DATA_README.md 3.6 KB

Prepare Dataset

Training data

Please prepare the CC12M dataset. All the images should be stored in a folder. A metafile (csv or tsv file) that contains the image_id and its corresponding caption is needed.

image_id, caption
00001.jpg, a boy is running on the beach,
00002.jpg, The bride was wearing a chic lace.
... 
  • IMPORTANT UPDATE: We provide the script for filtering cc12m subset and constructing cross-image pairs from scratch:
  1. Using multi-processing (e.g. 32 processes) to filter cc12m dataset using Top-K frequently appeared entities. Feel free to modify the entities in data_process_cc12m.py.

    cd datasets
    python data_process_cc12m.py --mode filter --srcdir /path/to/your/cc12m.csv --processor 32
    

    This will generate 32 sub-files in subset/ directory.

  2. Next, merge these sub-files into a single metafile (and optionally delete the sub-files by passing --remove_subfiles=True).

    python data_process_cc12m.py --mode merge --dstdir /path/to/your/cc12m/subsets/ --remove_subfiles True
    
  3. Construct cross-image pairs based on the filtered data.

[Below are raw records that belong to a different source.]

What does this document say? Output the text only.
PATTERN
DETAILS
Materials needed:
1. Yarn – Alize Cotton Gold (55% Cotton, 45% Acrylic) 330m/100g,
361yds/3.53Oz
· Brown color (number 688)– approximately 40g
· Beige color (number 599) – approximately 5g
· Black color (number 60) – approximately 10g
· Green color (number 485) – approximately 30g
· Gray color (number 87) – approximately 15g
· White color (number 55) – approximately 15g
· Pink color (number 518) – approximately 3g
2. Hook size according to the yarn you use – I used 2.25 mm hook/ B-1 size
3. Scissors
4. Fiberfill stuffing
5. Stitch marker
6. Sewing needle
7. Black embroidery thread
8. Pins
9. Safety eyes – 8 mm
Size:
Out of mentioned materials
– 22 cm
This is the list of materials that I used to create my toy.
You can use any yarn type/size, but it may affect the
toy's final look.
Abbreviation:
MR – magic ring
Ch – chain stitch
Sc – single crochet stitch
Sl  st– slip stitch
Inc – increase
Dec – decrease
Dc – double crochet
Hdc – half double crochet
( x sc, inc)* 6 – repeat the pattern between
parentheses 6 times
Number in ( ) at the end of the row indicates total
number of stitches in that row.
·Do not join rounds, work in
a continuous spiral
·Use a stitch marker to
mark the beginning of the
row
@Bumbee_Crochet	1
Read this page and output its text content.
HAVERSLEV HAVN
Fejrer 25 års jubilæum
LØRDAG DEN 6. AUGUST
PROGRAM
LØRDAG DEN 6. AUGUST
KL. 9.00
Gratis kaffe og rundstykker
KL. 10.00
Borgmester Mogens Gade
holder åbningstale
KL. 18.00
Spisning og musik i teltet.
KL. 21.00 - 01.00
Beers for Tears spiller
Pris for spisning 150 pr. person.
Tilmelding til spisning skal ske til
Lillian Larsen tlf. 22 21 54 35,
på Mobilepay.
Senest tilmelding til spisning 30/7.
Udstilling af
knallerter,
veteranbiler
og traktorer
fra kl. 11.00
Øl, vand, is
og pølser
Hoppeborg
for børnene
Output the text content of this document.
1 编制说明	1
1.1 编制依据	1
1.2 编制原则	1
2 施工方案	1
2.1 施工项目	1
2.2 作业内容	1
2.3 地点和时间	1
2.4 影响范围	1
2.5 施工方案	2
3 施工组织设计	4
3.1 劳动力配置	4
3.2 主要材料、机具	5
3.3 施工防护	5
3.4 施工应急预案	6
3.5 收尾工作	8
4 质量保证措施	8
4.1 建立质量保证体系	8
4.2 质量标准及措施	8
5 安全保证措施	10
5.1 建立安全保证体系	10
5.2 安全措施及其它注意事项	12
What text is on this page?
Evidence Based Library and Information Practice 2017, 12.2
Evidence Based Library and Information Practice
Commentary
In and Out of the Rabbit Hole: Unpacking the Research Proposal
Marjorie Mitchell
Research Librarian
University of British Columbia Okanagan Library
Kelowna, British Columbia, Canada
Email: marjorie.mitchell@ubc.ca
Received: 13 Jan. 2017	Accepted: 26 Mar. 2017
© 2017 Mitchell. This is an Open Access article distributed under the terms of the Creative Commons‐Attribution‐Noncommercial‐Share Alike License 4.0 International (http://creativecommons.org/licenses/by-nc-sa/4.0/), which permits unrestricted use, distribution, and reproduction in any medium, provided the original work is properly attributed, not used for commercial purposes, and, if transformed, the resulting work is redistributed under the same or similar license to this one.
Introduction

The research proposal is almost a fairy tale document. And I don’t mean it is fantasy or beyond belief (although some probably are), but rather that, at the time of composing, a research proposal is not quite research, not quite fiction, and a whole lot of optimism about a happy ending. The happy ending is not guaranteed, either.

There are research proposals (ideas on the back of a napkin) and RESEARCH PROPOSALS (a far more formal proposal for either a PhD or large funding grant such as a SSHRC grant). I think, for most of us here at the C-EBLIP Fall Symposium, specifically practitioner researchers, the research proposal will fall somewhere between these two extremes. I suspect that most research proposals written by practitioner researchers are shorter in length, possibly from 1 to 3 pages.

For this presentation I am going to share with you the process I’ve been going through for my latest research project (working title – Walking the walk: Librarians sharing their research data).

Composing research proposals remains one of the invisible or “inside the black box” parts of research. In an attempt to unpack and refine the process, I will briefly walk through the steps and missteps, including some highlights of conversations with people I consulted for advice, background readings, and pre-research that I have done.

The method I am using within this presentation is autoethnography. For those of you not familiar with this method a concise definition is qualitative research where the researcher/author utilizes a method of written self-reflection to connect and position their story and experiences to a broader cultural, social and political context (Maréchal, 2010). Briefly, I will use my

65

    python data_process_cc12m.py --mode makepair --metafile /path/to/your/cc12m_filtered_subset.csv
    

    The generated metafile is automatically saved to /path/to/your/cc12m_filtered_subset_pair.csv. This metafile can be used for training the model.

  4. Modify the root path and metafile path in configs/ovsegmentor/ovsegmentor_pretrain_vit_bert_stage1.yml

    data:
    train:
        root_dir: '/path/to/your/cc12m_images/'
        meta_file: '/path/to/your/cc12m_filtered_subset_pair.csv'
    

One may also try different image-caption datasets (e.g. YFCC, RedCaps) by providing the images and the corresponding meta-file.

Evaluation

  1. Follow the official websites to prepare PASCAL VOC, PASCAL Context, COCO, and ADE20K.
  2. For COCO dataset, convert it to semantic segmentation format following GroupViT.

    python convert_dataset/convert_coco_object.py /path/to/your/coco/ -o /path/to/output/coco/
    
  3. Change the image dirs in segmentation/configs/base/datasets/*.py.

  4. PASCAL VOC

    data_root = '/path/to/your/VOCdevkit/VOC2012'
    
  5. PASCAL CONTEXT

    data_root = '/path/to/your/pascal_context/VOCdevkit/VOC2010/'
    
  6. COCO Object

    data_root = '/path/to/your/coco/'
    
  7. COCO STUFF

    data_root = '/path/to/your/coco/'
    
  8. ADE20K

    data_root = '/path/to/your/ADEChallengeData2016/'
    
  9. To enable zero-shot classification evaluation, please prepare the validation set of ImageNet. The metafile of the validation set is already provided here. Modify the image path in configs/ovsegmentor/ovsegmentor_pretrain_vit_bert_stage1.yml

    val:
    root_dir: '/path/to/your/cc12m_images/'